Fake SWAT calls have become increasingly common in some Internet communities, where it is known as "swatting." In one of the most highly publicized incidents, a group of videogame players broadcasting their gaming session live were the target of a hoax call in suburban Denver, and thrown to the ground by responding officers in full view of their web cameras, broadcasting the incident over the Internet. Some who have criticized the portrayal of women in video games have been among the most common targets of swatting.

  The daughter of the victim of Saturday's hoax no longer lives in New Orleans, but studies online harassment and has spoken publicly against it. While she has communicated online with some of the victims of high-profile cases, she never has been a target of it, nor a target of the anonymous Internet groups associated with the practice.

  After learning of the prank at her former home in New Orleans, the victim's daughter said she scoured the Internet message boards where such incidents are usually planned, but did not find a mention of her name or address. Still, it's a clear case of swatting, and her own affiliations with the study of online harassment are too strong a connection to ignore, she said. "This is the general pattern of swatting — calling in a false, violence-based report to trick the SWAT team into being deployed," the victim's daughter said.

  In the most severe cases, the hoax callers have even tried to create circumstances that could lead to tragedy. Last month, a hoax caller in New Jersey told police about a hostage situation at a game store and then — after police were assembled around the location — called the store posing as an emergency responder and gave the people inside instructions that could have provoked police into using force.

  "This is a trend," the victim's daughter said. "This is a digital abuse tactic that online harassers victimize people with."

  New Orleans police have been unable to trace the number from which the Broadway Street call was made, but continue to investigate. In the short term, Norton said, there is no way to prevent similar hoaxes; police have to respond carefully and appropriately when threats are reported to them.

  "The only thing that we can do is backtrack and hopefully find out who does this and have them arrested," Norton said.

  Swatting pranks have led to jail time in other jurisdictions, such as Orange County, Calif., where a 19-year-old hacker from Washington state was sentenced to three years in prison for a similar false report. In New Jersey, State Assemblyman Paul Moriarty has introduced legislation that would increase penalties for swatting incidents above those already in place for false reports. After media reports about his proposed legislation, Moriarty himself was the target of a swatting call at his home on the same day the incident occurred in New Orleans.

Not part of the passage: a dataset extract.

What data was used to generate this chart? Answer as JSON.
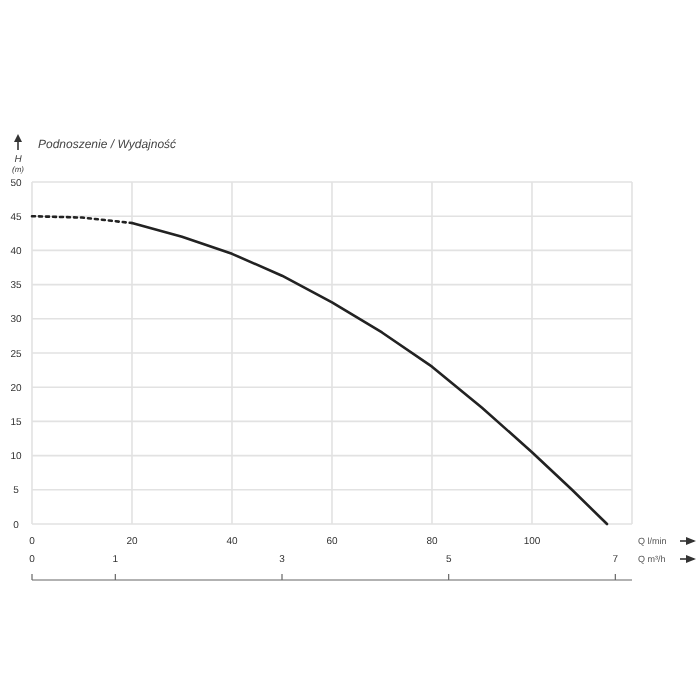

  The Uptown victim's daughter said that people who believe they could be the targets of swatting should call their local police departments before anything happens, and ask the call to be documented at the house. That way, if they are the target of a hoax, the police can find that information among the location's call history, and possibly respond with the same restraint Norton's team used at her mother's address.

  Likewise, the victim said, the NOPD has the opportunity to use Saturday's incident as the basis for more training to prevent tragedy the next time such a prank occurs in the city.

  "This could make some waves and raise actual awareness, meaning that the police force will be aware and ready to react to swatting as a prank and take preventive measures," she said.